Privileges

Managing privileges for users and groups is done similarly, so both will be covered here rather than duplicating the effort. Whether a user or group is managed, the entry must be created and saved first before privileges can be added to the account or group.

To add privileges, edit an existing user or group and click fa-plus Add in the Assigned Privileges or Effective Privileges section.

The GUI presents a list of all available privileges. Privileges may be added one at a time by selecting a single entry, or by multi-select using ctrl-click or cmd-click. If other privileges are already present on the user or group, they are hidden from this list so they cannot be added twice. To search for a specific privilege by name, enter the search term in the Filter box and click fa-filter Filter.

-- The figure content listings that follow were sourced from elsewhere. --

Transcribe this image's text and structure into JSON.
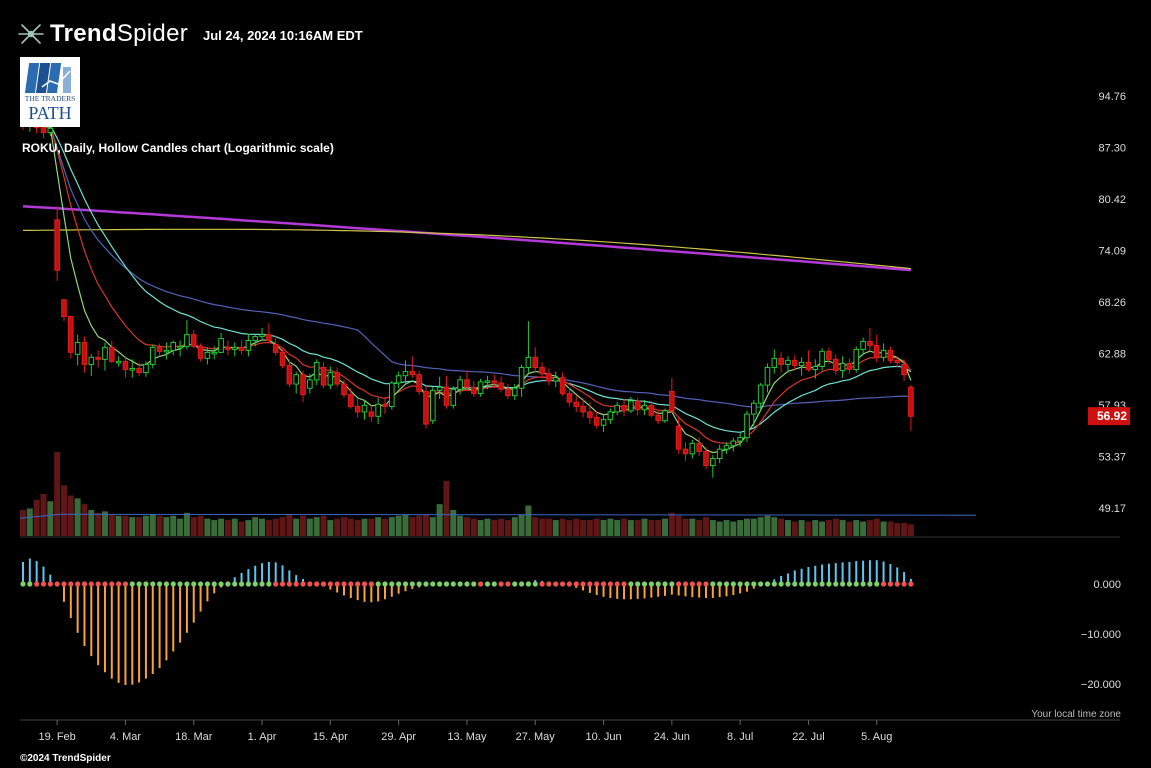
{
  "header": {
    "brand_bold": "Trend",
    "brand_light": "Spider",
    "timestamp": "Jul 24, 2024 10:16AM EDT",
    "logo_line1": "THE TRADERS",
    "logo_line2": "PATH",
    "logo_icon": "books-icon"
  },
  "chart_data": {
    "type": "candlestick",
    "title": "ROKU, Daily, Hollow Candles chart (Logarithmic scale)",
    "y_scale": "log",
    "price_axis_labels": [
      "94.76",
      "87.30",
      "80.42",
      "74.09",
      "68.26",
      "62.88",
      "57.93",
      "53.37",
      "49.17"
    ],
    "last_price": "56.92",
    "x_tick_labels": [
      "19. Feb",
      "4. Mar",
      "18. Mar",
      "1. Apr",
      "15. Apr",
      "29. Apr",
      "13. May",
      "27. May",
      "10. Jun",
      "24. Jun",
      "8. Jul",
      "22. Jul",
      "5. Aug"
    ],
    "start_date": "2024-02-12",
    "candles": [
      [
        91.2,
        92.5,
        89.8,
        90.5
      ],
      [
        90.5,
        92.8,
        89.5,
        91.8
      ],
      [
        91.8,
        92.6,
        89.3,
        90.1
      ],
      [
        90.1,
        91.2,
        88.6,
        89.4
      ],
      [
        89.4,
        90.9,
        88.9,
        90.0
      ],
      [
        77.8,
        79.5,
        70.6,
        71.8
      ],
      [
        68.5,
        68.6,
        66.2,
        66.7
      ],
      [
        66.7,
        66.8,
        62.4,
        63.0
      ],
      [
        62.8,
        64.8,
        61.7,
        64.0
      ],
      [
        64.0,
        64.6,
        61.0,
        61.8
      ],
      [
        61.8,
        62.8,
        60.7,
        62.5
      ],
      [
        62.5,
        63.2,
        61.5,
        62.3
      ],
      [
        62.3,
        64.0,
        61.2,
        63.5
      ],
      [
        63.5,
        64.2,
        61.9,
        62.1
      ],
      [
        62.1,
        62.6,
        61.6,
        62.1
      ],
      [
        62.1,
        62.6,
        60.5,
        61.3
      ],
      [
        61.3,
        62.3,
        60.5,
        61.4
      ],
      [
        61.4,
        62.0,
        60.7,
        61.0
      ],
      [
        61.0,
        62.1,
        60.6,
        61.8
      ],
      [
        61.8,
        63.8,
        61.4,
        63.5
      ],
      [
        63.5,
        63.9,
        62.6,
        63.1
      ],
      [
        63.1,
        64.0,
        62.3,
        63.2
      ],
      [
        63.2,
        64.2,
        62.7,
        64.0
      ],
      [
        63.6,
        64.2,
        62.6,
        63.6
      ],
      [
        63.6,
        66.3,
        63.3,
        64.8
      ],
      [
        64.8,
        65.3,
        63.4,
        63.6
      ],
      [
        63.6,
        63.9,
        62.1,
        62.4
      ],
      [
        62.4,
        63.5,
        61.8,
        63.0
      ],
      [
        63.0,
        63.6,
        62.3,
        63.0
      ],
      [
        63.0,
        65.0,
        62.9,
        64.4
      ],
      [
        63.5,
        64.2,
        62.7,
        63.3
      ],
      [
        63.3,
        64.0,
        62.6,
        63.5
      ],
      [
        63.5,
        64.2,
        62.8,
        63.2
      ],
      [
        63.2,
        64.9,
        62.6,
        64.2
      ],
      [
        64.2,
        64.8,
        63.6,
        64.6
      ],
      [
        64.6,
        65.5,
        64.2,
        64.8
      ],
      [
        64.8,
        66.0,
        64.1,
        64.2
      ],
      [
        63.8,
        64.7,
        62.7,
        63.0
      ],
      [
        63.0,
        63.5,
        61.4,
        61.7
      ],
      [
        61.7,
        62.3,
        59.6,
        59.9
      ],
      [
        59.9,
        61.1,
        59.0,
        60.8
      ],
      [
        60.8,
        61.2,
        58.2,
        58.9
      ],
      [
        59.5,
        60.9,
        59.0,
        60.3
      ],
      [
        60.3,
        62.3,
        59.8,
        62.0
      ],
      [
        61.5,
        62.0,
        59.5,
        59.8
      ],
      [
        59.8,
        61.6,
        59.4,
        61.0
      ],
      [
        61.0,
        61.5,
        59.6,
        59.9
      ],
      [
        59.9,
        60.3,
        58.6,
        58.9
      ],
      [
        58.9,
        59.5,
        57.6,
        57.8
      ],
      [
        57.8,
        58.5,
        56.8,
        57.3
      ],
      [
        57.3,
        58.4,
        56.6,
        57.9
      ],
      [
        57.3,
        57.9,
        56.4,
        56.9
      ],
      [
        56.9,
        58.6,
        56.2,
        58.0
      ],
      [
        58.0,
        58.7,
        57.1,
        57.8
      ],
      [
        57.8,
        60.2,
        57.5,
        60.0
      ],
      [
        60.0,
        61.1,
        59.5,
        60.7
      ],
      [
        60.7,
        62.2,
        59.9,
        61.1
      ],
      [
        61.1,
        62.6,
        60.5,
        60.8
      ],
      [
        60.8,
        61.2,
        58.9,
        59.2
      ],
      [
        59.2,
        59.7,
        55.8,
        56.2
      ],
      [
        56.5,
        59.6,
        56.2,
        59.3
      ],
      [
        59.3,
        60.6,
        58.5,
        59.6
      ],
      [
        59.6,
        60.7,
        57.6,
        57.9
      ],
      [
        57.9,
        59.7,
        57.6,
        59.4
      ],
      [
        59.4,
        60.7,
        58.9,
        60.3
      ],
      [
        60.3,
        61.2,
        59.2,
        59.6
      ],
      [
        59.6,
        60.2,
        58.7,
        59.0
      ],
      [
        59.0,
        60.4,
        58.7,
        60.1
      ],
      [
        60.1,
        60.7,
        59.4,
        60.2
      ],
      [
        60.2,
        60.8,
        59.5,
        60.0
      ],
      [
        60.0,
        60.6,
        59.1,
        59.4
      ],
      [
        59.4,
        59.9,
        58.5,
        58.8
      ],
      [
        58.8,
        59.9,
        58.4,
        59.5
      ],
      [
        59.5,
        61.8,
        58.7,
        61.5
      ],
      [
        61.5,
        66.2,
        61.0,
        62.5
      ],
      [
        62.5,
        63.5,
        61.0,
        61.5
      ],
      [
        61.5,
        62.0,
        60.4,
        60.9
      ],
      [
        60.9,
        61.4,
        59.8,
        60.2
      ],
      [
        60.2,
        61.1,
        59.6,
        60.5
      ],
      [
        60.5,
        61.0,
        58.8,
        59.0
      ],
      [
        59.0,
        59.5,
        57.8,
        58.2
      ],
      [
        58.2,
        58.8,
        57.3,
        57.8
      ],
      [
        57.8,
        58.6,
        56.8,
        57.3
      ],
      [
        57.3,
        58.2,
        56.2,
        56.8
      ],
      [
        56.8,
        57.4,
        55.8,
        56.1
      ],
      [
        56.1,
        57.0,
        55.5,
        56.6
      ],
      [
        56.6,
        57.6,
        56.2,
        57.3
      ],
      [
        57.3,
        58.2,
        57.0,
        57.9
      ],
      [
        57.9,
        58.5,
        56.9,
        57.4
      ],
      [
        57.4,
        58.7,
        57.2,
        58.3
      ],
      [
        58.3,
        58.6,
        57.0,
        57.5
      ],
      [
        57.5,
        58.4,
        57.0,
        57.9
      ],
      [
        57.9,
        58.3,
        56.8,
        57.0
      ],
      [
        57.0,
        57.5,
        56.2,
        56.5
      ],
      [
        56.5,
        57.6,
        56.3,
        57.4
      ],
      [
        59.2,
        60.5,
        57.2,
        57.4
      ],
      [
        56.0,
        56.8,
        53.6,
        54.0
      ],
      [
        54.0,
        54.6,
        53.0,
        53.6
      ],
      [
        53.6,
        54.8,
        53.2,
        54.5
      ],
      [
        54.5,
        55.0,
        53.4,
        53.8
      ],
      [
        53.8,
        54.2,
        52.3,
        52.6
      ],
      [
        52.6,
        53.5,
        51.6,
        53.2
      ],
      [
        53.2,
        54.4,
        52.8,
        54.0
      ],
      [
        54.0,
        54.6,
        53.6,
        54.3
      ],
      [
        54.3,
        55.0,
        53.8,
        54.7
      ],
      [
        54.7,
        55.4,
        54.2,
        55.0
      ],
      [
        55.0,
        57.4,
        54.6,
        57.1
      ],
      [
        57.1,
        58.4,
        56.0,
        58.1
      ],
      [
        58.1,
        60.0,
        57.4,
        59.8
      ],
      [
        59.8,
        61.9,
        59.1,
        61.5
      ],
      [
        61.5,
        63.3,
        60.9,
        62.4
      ],
      [
        62.4,
        63.0,
        61.0,
        61.8
      ],
      [
        61.8,
        62.6,
        61.0,
        62.2
      ],
      [
        62.2,
        62.7,
        61.3,
        61.7
      ],
      [
        61.7,
        62.5,
        60.7,
        62.0
      ],
      [
        62.0,
        63.2,
        61.1,
        61.3
      ],
      [
        61.3,
        62.3,
        60.4,
        61.6
      ],
      [
        61.6,
        63.4,
        61.2,
        63.1
      ],
      [
        63.1,
        63.5,
        61.8,
        62.3
      ],
      [
        62.3,
        62.8,
        60.8,
        61.2
      ],
      [
        61.2,
        62.6,
        60.5,
        61.9
      ],
      [
        61.9,
        62.4,
        60.9,
        61.3
      ],
      [
        61.3,
        63.6,
        61.0,
        63.3
      ],
      [
        63.3,
        64.5,
        62.7,
        64.1
      ],
      [
        64.1,
        65.5,
        63.2,
        63.7
      ],
      [
        63.7,
        64.8,
        62.0,
        62.5
      ],
      [
        62.5,
        63.9,
        62.1,
        63.2
      ],
      [
        63.2,
        63.6,
        61.9,
        62.2
      ],
      [
        62.2,
        62.6,
        61.5,
        62.0
      ],
      [
        61.8,
        62.3,
        60.2,
        60.8
      ],
      [
        59.6,
        59.8,
        55.6,
        56.9
      ]
    ],
    "volume": [
      18,
      19,
      25,
      29,
      24,
      58,
      35,
      28,
      26,
      22,
      18,
      16,
      17,
      15,
      14,
      14,
      13,
      13,
      14,
      15,
      14,
      13,
      14,
      12,
      16,
      13,
      14,
      12,
      11,
      12,
      11,
      12,
      10,
      11,
      13,
      12,
      11,
      12,
      13,
      15,
      12,
      14,
      12,
      13,
      14,
      11,
      12,
      13,
      12,
      11,
      12,
      12,
      13,
      12,
      13,
      14,
      15,
      13,
      14,
      15,
      13,
      22,
      38,
      18,
      14,
      13,
      12,
      11,
      12,
      11,
      12,
      11,
      13,
      15,
      21,
      13,
      12,
      12,
      11,
      12,
      11,
      12,
      11,
      11,
      12,
      11,
      12,
      11,
      12,
      11,
      11,
      12,
      11,
      11,
      12,
      16,
      14,
      12,
      12,
      11,
      13,
      11,
      10,
      11,
      10,
      11,
      12,
      12,
      13,
      14,
      13,
      12,
      11,
      10,
      11,
      10,
      11,
      10,
      11,
      12,
      11,
      10,
      11,
      10,
      11,
      12,
      10,
      10,
      9,
      9,
      8
    ],
    "volume_avg": 15,
    "macd_y_labels": [
      "0.000",
      "−10.000",
      "−20.000"
    ],
    "macd_range": [
      -24.5,
      6.8
    ],
    "macd_histogram": [
      5.2,
      6.0,
      5.4,
      4.1,
      2.2,
      -0.5,
      -4.2,
      -8.0,
      -11.5,
      -14.6,
      -17.0,
      -19.1,
      -20.8,
      -22.3,
      -23.3,
      -23.8,
      -23.7,
      -23.2,
      -22.3,
      -21.2,
      -19.8,
      -18.0,
      -15.9,
      -13.8,
      -11.5,
      -9.1,
      -6.5,
      -4.1,
      -2.2,
      -0.8,
      0.6,
      1.6,
      2.6,
      3.5,
      4.3,
      4.9,
      5.2,
      5.1,
      4.4,
      3.2,
      2.1,
      1.2,
      0.4,
      -0.1,
      -0.6,
      -1.3,
      -2.0,
      -2.7,
      -3.3,
      -3.8,
      -4.2,
      -4.3,
      -4.1,
      -3.6,
      -3.0,
      -2.3,
      -1.7,
      -1.2,
      -0.8,
      -0.6,
      -0.5,
      -0.4,
      -0.4,
      -0.4,
      -0.3,
      -0.3,
      -0.2,
      -0.3,
      -0.2,
      -0.1,
      -0.2,
      -0.3,
      -0.2,
      -0.1,
      0.6,
      0.9,
      0.7,
      0.6,
      0.5,
      0.3,
      -0.3,
      -0.9,
      -1.5,
      -2.1,
      -2.6,
      -3.0,
      -3.3,
      -3.5,
      -3.6,
      -3.6,
      -3.5,
      -3.4,
      -3.2,
      -3.0,
      -2.8,
      -2.5,
      -2.7,
      -2.9,
      -3.1,
      -3.2,
      -3.3,
      -3.3,
      -3.1,
      -2.9,
      -2.6,
      -2.2,
      -1.8,
      -1.1,
      -0.4,
      0.3,
      1.1,
      1.9,
      2.5,
      3.2,
      3.6,
      4.0,
      4.3,
      4.6,
      4.8,
      4.9,
      5.1,
      5.2,
      5.4,
      5.5,
      5.6,
      5.6,
      5.3,
      4.7,
      3.9,
      2.8,
      1.2
    ],
    "colors": {
      "up": "#22c932",
      "down": "#e51b1b",
      "down_body": "#c41010",
      "ma_magenta": "#b33ad6",
      "ma_yellow": "#cfc24a",
      "ma_blue": "#5262b8",
      "ma_cyan": "#6fe3d2",
      "ma_red": "#d6372a",
      "ma_green": "#8fd67a",
      "vol_up": "#3a6b3a",
      "vol_down": "#5e1616",
      "vol_avg": "#3a66c8",
      "hist_pos": "#5ec6ee",
      "hist_neg": "#f7a23a",
      "dot_green": "#7ed06a",
      "dot_red": "#ef5350",
      "price_badge": "#d01010"
    }
  },
  "footer": {
    "timezone_note": "Your local time zone",
    "copyright": "©2024 TrendSpider"
  }
}
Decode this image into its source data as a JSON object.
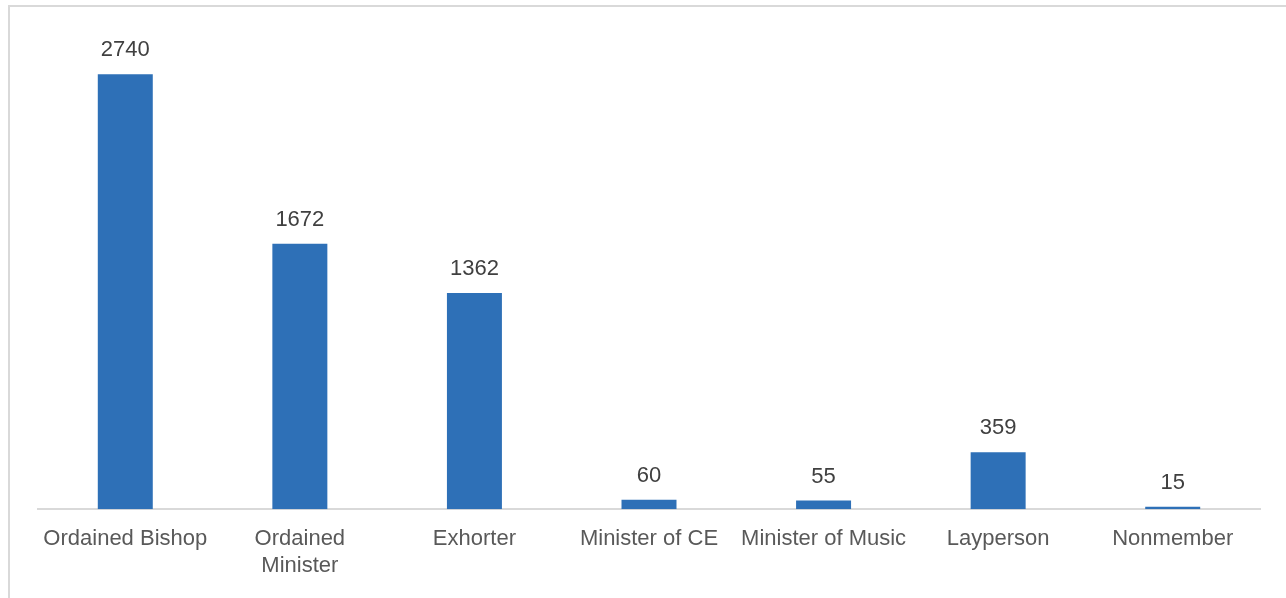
{
  "chart_data": {
    "type": "bar",
    "categories": [
      "Ordained Bishop",
      "Ordained Minister",
      "Exhorter",
      "Minister of CE",
      "Minister of Music",
      "Layperson",
      "Nonmember"
    ],
    "values": [
      2740,
      1672,
      1362,
      60,
      55,
      359,
      15
    ],
    "color": "#2e70b7",
    "data_labels": true
  }
}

Selecting a privilege will show a short description of its purpose in the information block area under the permission list and action buttons. Most of the privileges are self-explanatory based on their names, but a few notable permissions are:

WebCfg - All Pages:

Grants the user access to any page in the GUI

WebCfg - Dashboard (all):

Grants the user access to the dashboard page and all of its associated functions (widgets, graphs, etc.)

WebCfg - System: User Password Manager Page:

If the user has access to only this page, they can login to the GUI to set their own password but do nothing else.

User - VPN - IPsec xauth Dialin:

Allows the user to connect and authenticate for IPsec xauth

User - Config - Deny Config Write:

Prevents the user from making changes to the firewall configuration (config.xml).

Warning

This does not prevent the user from taking other actions that do not involve writing to the configuration.

User - System - Shell account access:

Grants the user the ability to login over SSH, though the user will not have root-level access so functionality is limited. A package for sudo is available to enhance this feature.

After login, the firewall will attempt to display the dashboard. If the user does not have access to the dashboard, the GUI will forward the user to the first page in their privilege list to which they have access.

Menus on the firewall only contain entries for which privileges exist on a user account. For example, if the only Diagnostics page that a user has access to is Diagnostics > Ping then no other items will be displayed in the Diagnostics menu.